建御名方神(たけみなかたのかみ)は、日本神話に登場する神。
概要
『古事記』の葦原中国平定(国譲り)の段において、大国主神の御子神として登場する。『延喜式神名帳』などには南方刀美神の表記も見られる。長野県諏訪市の諏訪大社に祀られ、そこから勧請された分霊も各地に鎮座する。神統譜について記紀神話での記述はないものの、大国主神と沼河比売(奴奈川姫)の間の御子神であるという伝承が各地に残る。妃神は八坂刀売神とされている。

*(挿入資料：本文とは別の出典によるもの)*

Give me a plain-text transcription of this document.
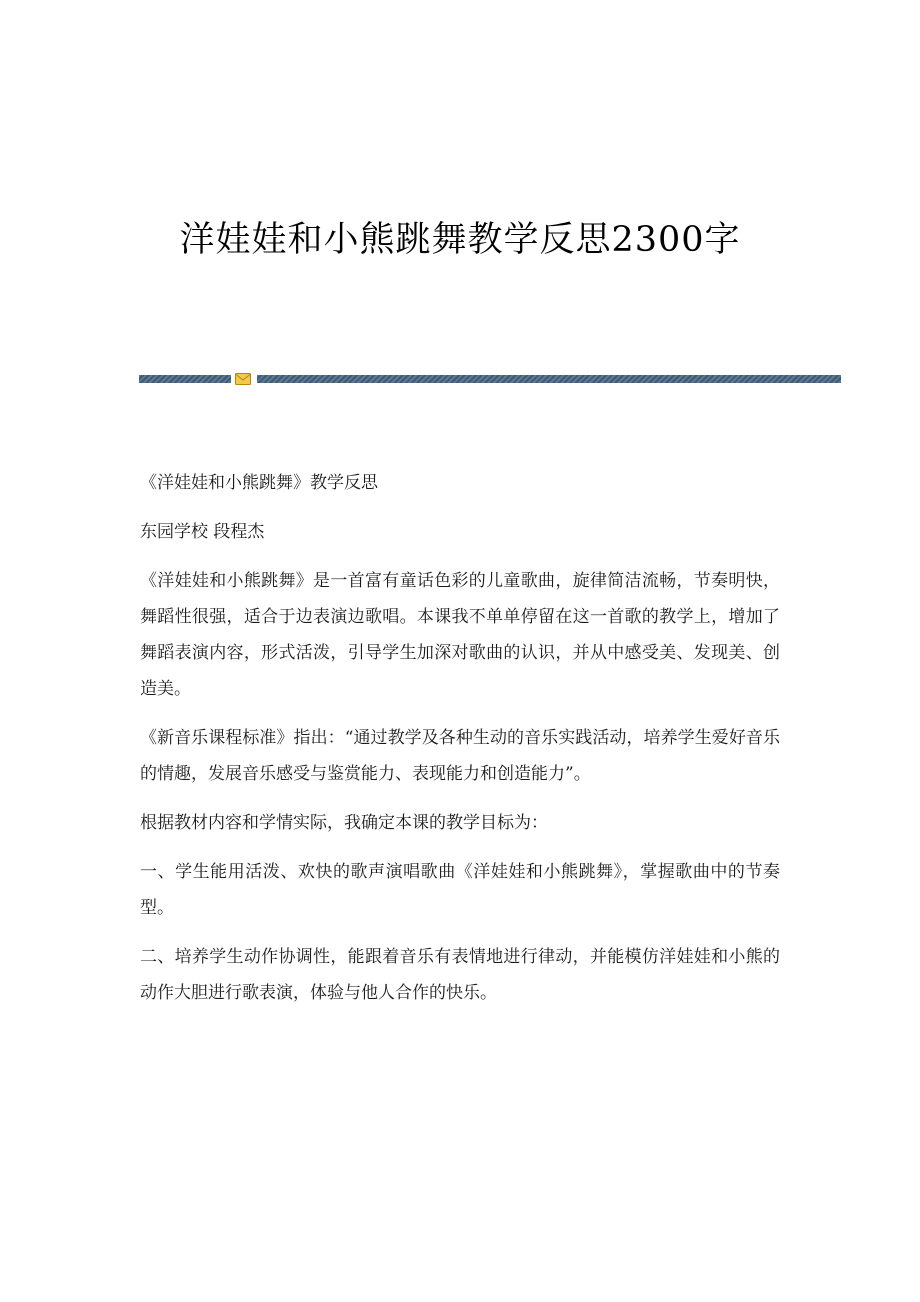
洋娃娃和小熊跳舞教学反思2300字

《洋娃娃和小熊跳舞》教学反思

东园学校 段程杰

《洋娃娃和小熊跳舞》是一首富有童话色彩的儿童歌曲，旋律简洁流畅，节奏明快，舞蹈性很强，适合于边表演边歌唱。本课我不单单停留在这一首歌的教学上，增加了舞蹈表演内容，形式活泼，引导学生加深对歌曲的认识，并从中感受美、发现美、创造美。

《新音乐课程标准》指出：“通过教学及各种生动的音乐实践活动，培养学生爱好音乐的情趣，发展音乐感受与鉴赏能力、表现能力和创造能力”。

根据教材内容和学情实际，我确定本课的教学目标为：

一、学生能用活泼、欢快的歌声演唱歌曲《洋娃娃和小熊跳舞》，掌握歌曲中的节奏型。

二、培养学生动作协调性，能跟着音乐有表情地进行律动，并能模仿洋娃娃和小熊的动作大胆进行歌表演，体验与他人合作的快乐。
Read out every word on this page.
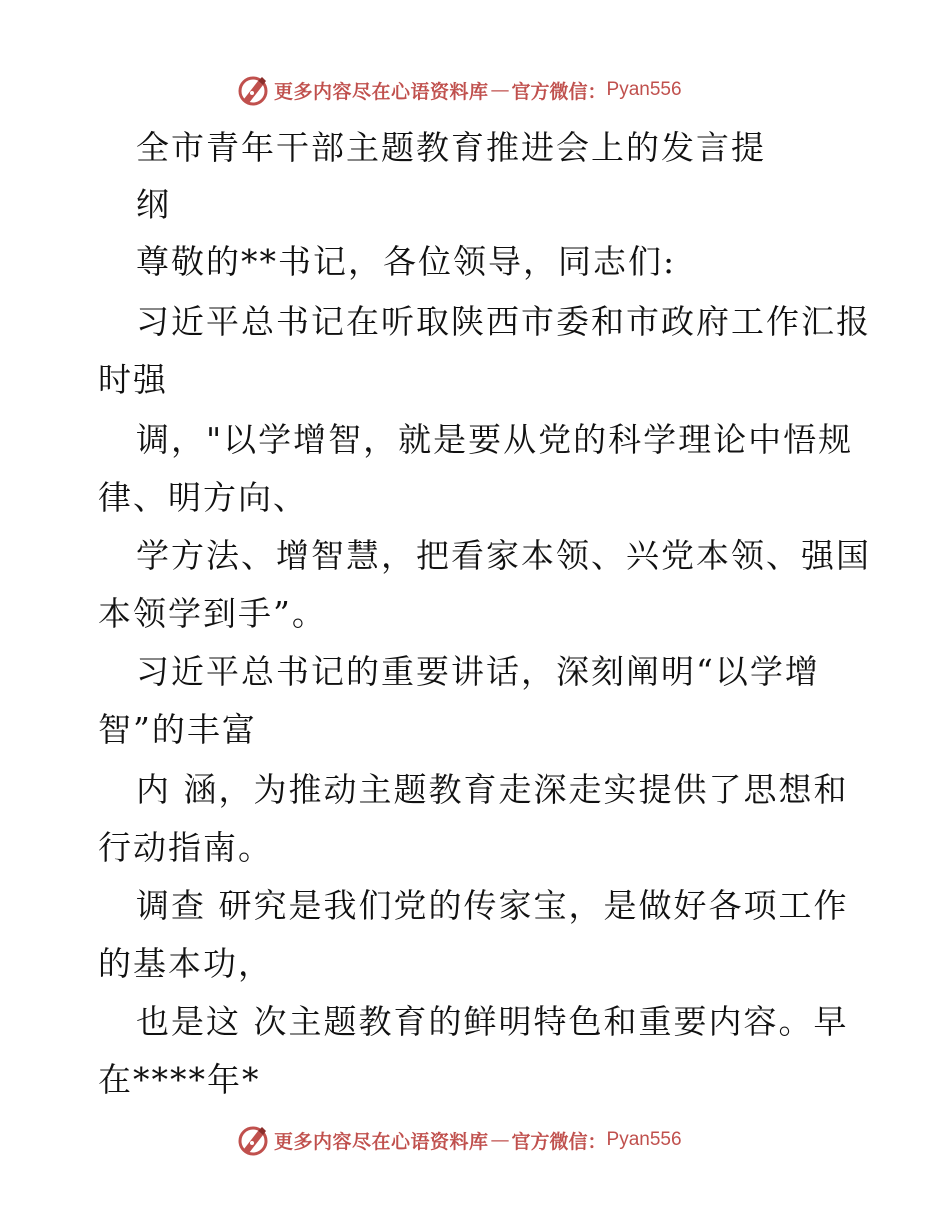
更多内容尽在心语资料库 — 官方微信： Pyan556
全市青年干部主题教育推进会上的发言提
纲
尊敬的**书记，各位领导，同志们:
习近平总书记在听取陕西市委和市政府工作汇报
时强
调，"以学增智，就是要从党的科学理论中悟规
律、明方向、
学方法、增智慧，把看家本领、兴党本领、强国
本领学到手”。
习近平总书记的重要讲话，深刻阐明“以学增
智”的丰富
内 涵，为推动主题教育走深走实提供了思想和
行动指南。
调查 研究是我们党的传家宝，是做好各项工作
的基本功，
也是这 次主题教育的鲜明特色和重要内容。早
在****年*
更多内容尽在心语资料库 — 官方微信： Pyan556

建御名方神は神(じん)氏の祖神とされており、神氏の後裔である諏訪氏はじめ他田氏や保科氏など諏訪神党の氏神でもある。
伝承と信仰
日本建国神話
建御雷神が大国主神に葦原中国の国譲りを迫ると、大国主神は御子神である事代主神が答えると言った。事代主神が承諾すると、大国主神は次は建御名方神が答えると言った。建御名方神は建御雷神に力くらべを申し出、建御雷神の手を掴むとその手が氷や剣に変化した。これを恐れて逃げ出し、科野国の州羽(すわ)の海(諏訪湖)まで追いつめられた。建御雷神が建御名方神を殺そうとしたとき、建御名方神は「もうこの地から出ないから殺さないでくれ」と言い、服従した。この建御雷神と建御名方神の力くらべは古代における神事相撲からイメージされたものだと考えられている[1]。なお、この神話は『古事記』にのみ残されており、『日本書紀』には見えない。諏訪大社
『諏訪大明神絵詞』などに残された伝承では、建御名方神は諏訪地方の外から来訪した神であり、土着の洩矢神を降して諏訪の祭神になったとされている。このとき洩矢神は鉄輪を、建御名方神は藤蔓を持って闘ったとされ、これは製鉄技術の対決をあらわしているのではないか、という説がある[2]。各地の祭神として
長野県諏訪市の諏訪大社を始め、全国の諏訪神社に祀られている。『梁塵秘抄』に「関より東の軍神、鹿島、香取、諏訪の宮」とあるように軍神として知られ、また農耕神、狩猟神として信仰されている。風の神ともされ、元寇の際には諏訪の神が神風を起こしたとする伝承もある。名前の「ミナカタ」は「水潟」の意であり元は水神であったと考えられる。ただし、宗像(むなかた)と関連があるとする説[3]や、冶金、製鉄の神であるとする説もある[4][5]。異説
- 建御名方神は様々な形で多くの信仰を受けているので、『古事記』に記された敗残する神という姿は、中臣鎌足を家祖とする藤原氏が鹿島神宮の祭祀に関する家の出であり、同神宮の祭神である建御雷神を氏神として篤く信仰していたため、藤原氏が氏神の武威を高めるために、建御名方神を貶めたという説もある[6]。
- 建御名方神は諏訪で鹿や猿の肉だけを食していたという。これを知った天津神は「獣肉ばかり食べていれば必ず野心を抱くに相違ない」とし、上之原(今の群馬県)に陣を張り、建御名方神に挑戦した。そこで建御名方神は佐久の近津(今の長野県)に出城を作ったので、この付近を今も「命出城(みことのでじろ)」と言う[7]。